Investor Relations

Audit Committee Charter

This Audit Committee Charter has been adopted by the Board of Directors of FNB Bancorp (the "Company"). The Audit Committee of the Board shall review and reassess this charter annually and recommend any proposed changes to the Board for approval.



The audit committee will be composed of not less than three (3) members of the board of directors. They will be selected by the board of directors, taking into account prior experience in matters to be considered by the committee, probable availability at times required for consideration of such matters, and their individual independence and objectivity.

The committee’s membership will meet the requirements of the audit committee policy of Nasdaq. Accordingly, all of the members will be directors independent of management and free from relationships that, in the opinion of the board of directors, would interfere with the exercise of independent judgment as a committee member.

No officers or employees of the Company or its subsidiaries will serve on the committee. A former officer of the Company or any of its subsidiaries may serve on the committee (even though the former officer may by receiving pension or deferred compensation payments from the Company) if, in the opinion of the board of directors, the former officer will exercise independent judgment and will significantly assist the committee to function. However, a majority of the committee will be directors who were not formerly officers of the Company or any of its subsidiaries.

When considering relationships that might affect independence, including possible affiliate status, the board of directors will give appropriate consideration, in addition to its audit committee policy, to guidelines issued by Nasdaq, which are provided to assist boards of directors in observing the spirit of Nasdaq policy.

The board of directors shall appoint one member of the audit committee to serve as the chairman. The chairman shall be responsible for leadership of the committee, including scheduling and presiding over meetings, preparing agendas and making regular reports to the board of directors.
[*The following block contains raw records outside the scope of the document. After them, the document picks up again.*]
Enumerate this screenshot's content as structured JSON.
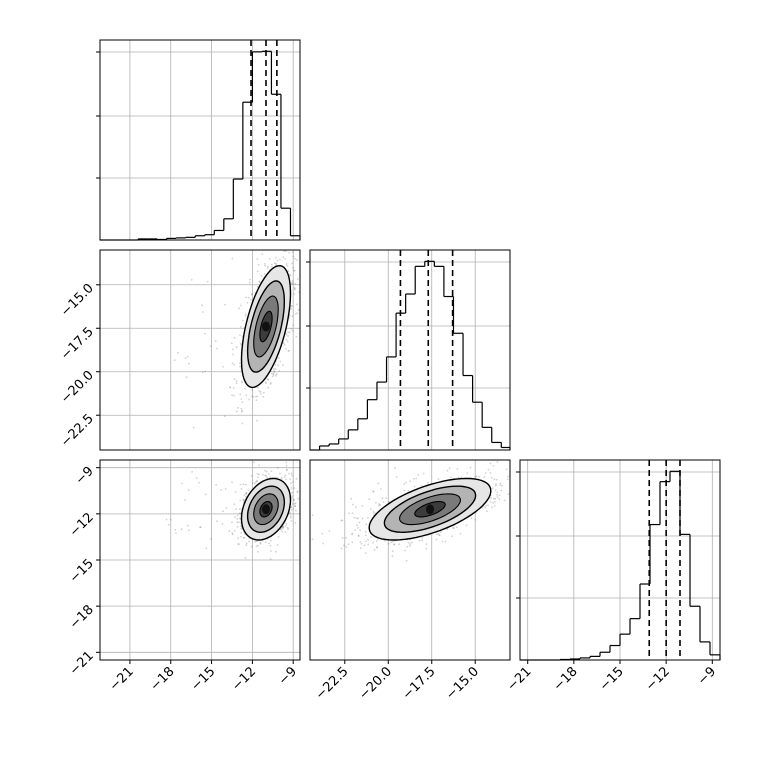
{
  "figure": {
    "type": "corner-plot"
  },
  "colors": {
    "line": "#000000",
    "grid": "#b0b0b0",
    "points": "#7f7f7f",
    "background": "#ffffff"
  },
  "chart_data": [
    {
      "id": "hist-0",
      "type": "histogram",
      "xlim": [
        -23.2,
        -8.5
      ],
      "grid": true,
      "xticks": [
        -21,
        -18,
        -15,
        -12,
        -9
      ],
      "bins": [
        [
          -23.2,
          -22.5,
          0
        ],
        [
          -22.5,
          -21.8,
          0
        ],
        [
          -21.8,
          -21.1,
          0
        ],
        [
          -21.1,
          -20.4,
          0
        ],
        [
          -20.4,
          -19.7,
          2
        ],
        [
          -19.7,
          -19.0,
          2
        ],
        [
          -19.0,
          -18.3,
          1
        ],
        [
          -18.3,
          -17.6,
          3
        ],
        [
          -17.6,
          -16.9,
          4
        ],
        [
          -16.9,
          -16.2,
          5
        ],
        [
          -16.2,
          -15.5,
          8
        ],
        [
          -15.5,
          -14.8,
          10
        ],
        [
          -14.8,
          -14.1,
          18
        ],
        [
          -14.1,
          -13.4,
          40
        ],
        [
          -13.4,
          -12.7,
          115
        ],
        [
          -12.7,
          -12.0,
          260
        ],
        [
          -12.0,
          -11.3,
          355
        ],
        [
          -11.3,
          -10.6,
          356
        ],
        [
          -10.6,
          -9.9,
          275
        ],
        [
          -9.9,
          -9.2,
          60
        ],
        [
          -9.2,
          -8.5,
          8
        ]
      ],
      "quantiles": [
        -12.1,
        -11.0,
        -10.2
      ]
    },
    {
      "id": "hist-1",
      "type": "histogram",
      "xlim": [
        -24.5,
        -13.0
      ],
      "grid": true,
      "xticks": [
        "-22.5",
        "-20.0",
        "-17.5",
        "-15.0"
      ],
      "bins": [
        [
          -24.5,
          -23.95,
          0
        ],
        [
          -23.95,
          -23.4,
          8
        ],
        [
          -23.4,
          -22.85,
          12
        ],
        [
          -22.85,
          -22.3,
          22
        ],
        [
          -22.3,
          -21.75,
          40
        ],
        [
          -21.75,
          -21.2,
          62
        ],
        [
          -21.2,
          -20.65,
          100
        ],
        [
          -20.65,
          -20.1,
          135
        ],
        [
          -20.1,
          -19.55,
          185
        ],
        [
          -19.55,
          -19.0,
          272
        ],
        [
          -19.0,
          -18.45,
          310
        ],
        [
          -18.45,
          -17.9,
          365
        ],
        [
          -17.9,
          -17.35,
          375
        ],
        [
          -17.35,
          -16.8,
          365
        ],
        [
          -16.8,
          -16.25,
          305
        ],
        [
          -16.25,
          -15.7,
          232
        ],
        [
          -15.7,
          -15.15,
          148
        ],
        [
          -15.15,
          -14.6,
          95
        ],
        [
          -14.6,
          -14.05,
          45
        ],
        [
          -14.05,
          -13.5,
          15
        ],
        [
          -13.5,
          -13.0,
          5
        ]
      ],
      "quantiles": [
        -19.3,
        -17.7,
        -16.3
      ]
    },
    {
      "id": "hist-2",
      "type": "histogram",
      "xlim": [
        -21.5,
        -8.5
      ],
      "grid": true,
      "xticks": [
        -21,
        -18,
        -15,
        -12,
        -9
      ],
      "bins": [
        [
          -21.5,
          -20.85,
          0
        ],
        [
          -20.85,
          -20.2,
          0
        ],
        [
          -20.2,
          -19.55,
          0
        ],
        [
          -19.55,
          -18.9,
          0
        ],
        [
          -18.9,
          -18.25,
          1
        ],
        [
          -18.25,
          -17.6,
          2
        ],
        [
          -17.6,
          -16.95,
          4
        ],
        [
          -16.95,
          -16.3,
          7
        ],
        [
          -16.3,
          -15.65,
          15
        ],
        [
          -15.65,
          -15.0,
          28
        ],
        [
          -15.0,
          -14.35,
          50
        ],
        [
          -14.35,
          -13.7,
          80
        ],
        [
          -13.7,
          -13.05,
          147
        ],
        [
          -13.05,
          -12.4,
          262
        ],
        [
          -12.4,
          -11.75,
          345
        ],
        [
          -11.75,
          -11.1,
          365
        ],
        [
          -11.1,
          -10.45,
          243
        ],
        [
          -10.45,
          -9.8,
          104
        ],
        [
          -9.8,
          -9.15,
          35
        ],
        [
          -9.15,
          -8.5,
          10
        ]
      ],
      "quantiles": [
        -13.1,
        -12.0,
        -11.1
      ]
    },
    {
      "id": "scatter-1-0",
      "type": "scatter-contour",
      "xlim": [
        -23.2,
        -8.5
      ],
      "ylim": [
        -24.5,
        -13.0
      ],
      "grid": true,
      "yticks": [
        "-15.0",
        "-17.5",
        "-20.0",
        "-22.5"
      ],
      "center": [
        -11.0,
        -17.4
      ],
      "sd": [
        0.9,
        1.75
      ],
      "rho": 0.55,
      "contour_levels": [
        0.5,
        1.0,
        1.5,
        2.0
      ]
    },
    {
      "id": "scatter-2-0",
      "type": "scatter-contour",
      "xlim": [
        -23.2,
        -8.5
      ],
      "ylim": [
        -21.5,
        -8.5
      ],
      "grid": true,
      "xticks": [
        -21,
        -18,
        -15,
        -12,
        -9
      ],
      "yticks": [
        -9,
        -12,
        -15,
        -18,
        -21
      ],
      "center": [
        -11.0,
        -11.7
      ],
      "sd": [
        0.9,
        1.0
      ],
      "rho": 0.3,
      "contour_levels": [
        0.5,
        1.0,
        1.5,
        2.0
      ]
    },
    {
      "id": "scatter-2-1",
      "type": "scatter-contour",
      "xlim": [
        -24.5,
        -13.0
      ],
      "ylim": [
        -21.5,
        -8.5
      ],
      "grid": true,
      "xticks": [
        "-22.5",
        "-20.0",
        "-17.5",
        "-15.0"
      ],
      "center": [
        -17.6,
        -11.7
      ],
      "sd": [
        1.75,
        1.0
      ],
      "rho": 0.6,
      "contour_levels": [
        0.5,
        1.0,
        1.5,
        2.0
      ]
    }
  ]
}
The chairman will also maintain regular liaison with the Chief Executive Officer, the Chief Financial Officer, the lead independent audit partner and the outsource internal audit firm.

Actions of the Committee

The committee’s activities will include the following actions:

  • Oversight of the financial statements and relations with the independent auditors.
  • Instruct the independent auditors that the board of directors is the client in its capacity as the shareholder's representative.
  • Expect the independent auditors to meet with the board of directors at least annually so the board has a basis on which to recommend the independent auditors’ appointment to the shareholders or to ratify its selection of the independent auditors.
  • Expect financial management and the independent auditors to analyze significant financial report issues and practices on a timely basis.
  • Expect financial management and the independent auditors to discuss with the audit committee:
  • Qualitative judgments about whether current or proposed accounting principles and disclosures are appropriate, not just acceptable; and
  • Aggressiveness or conservatism of accounting principles and financial estimates.
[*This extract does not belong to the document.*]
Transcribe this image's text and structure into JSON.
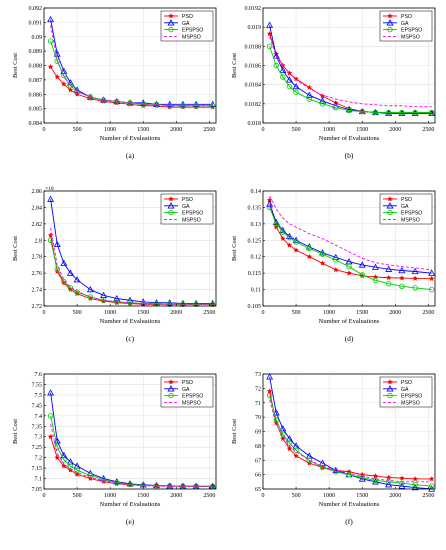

Expect the independent auditors to provide the audit committee with:

  • Independent judgments about the appropriateness of the Company’s current or proposed accounting principles and whether current or proposed financial disclosures are clear;
  • Views on whether the accounting principles chosen by management are conservative, moderate, or aggressive as they relate to income, asset, and liability recognition, and whether these accounting principles are commonly used;
  • Reasons why accounting principles and disclosure practices used for new transactions or events are appropriate;
  • Reasons for accepting or questioning significant estimates made by management; and
  • Views on how selected accounting principles and disclosure practices affect shareholder and public attitudes about the Company.

Actions taken on the boards behalf that require board notification but not board approval:

  • Review and approve the scope of the Company’s audit and that of its subsidiaries as recommended by the independent auditors and the President;
  • Review and approve the scope of the Company’s annual profit and pension trust audits;
  • Answer questions raised by shareholders during an annual shareholders’ meeting on matters relating to the committee’s activities if asked to do so by the board of directors’ chairperson; and
  • Ask the President to have the outsourced internal audit firm study a particular area of interest or concern to the audit committee.

Matters requiring the committee’s review and study before making a recommendation for the board of directors action:

  • Appointment of the independent auditors
  • Implementation of major accounting policy changes;
  • SEC registration statements to be signed by the board of directors; and
  • The auditors reports and financial statements prior to publication in the annual report.

Matters requiring the committee’s review and study before providing summary information to the board of directors:

  • Accounting policy changes proposed or adopted by organizations such as the Financial Accounting Standards Board (FASB), the Securities and Exchange Commission (SEC), and the American Institute of Certified Public Accountants (AICPA), or by comparable bodies outside the United States;
  • The independent auditor's assessment of the strengths and weaknesses of the Company’s financial staff, systems, controls, and other factors that might be relevant to the integrity of the financial statements;
  • Quarterly financial statement review before publication;
  • Administration of the Company’s "conflict of interest" policies as may be set by the board of directors from time to time;
  • The performance of management and operating personnel under the Company’s code of ethics as may be adopted by the board of directors from time to time;
  • Gaps and exposures in insurance programs;
  • Reports about the Company or its subsidiaries submitted by agencies of governments in countries in which the Company or it subsidiaries may operate; and
  • Periodic SEC filings and the adequacy of programs and procedures to assure compliance with SEC rules and regulations and the rules and regulations of Nasdaq.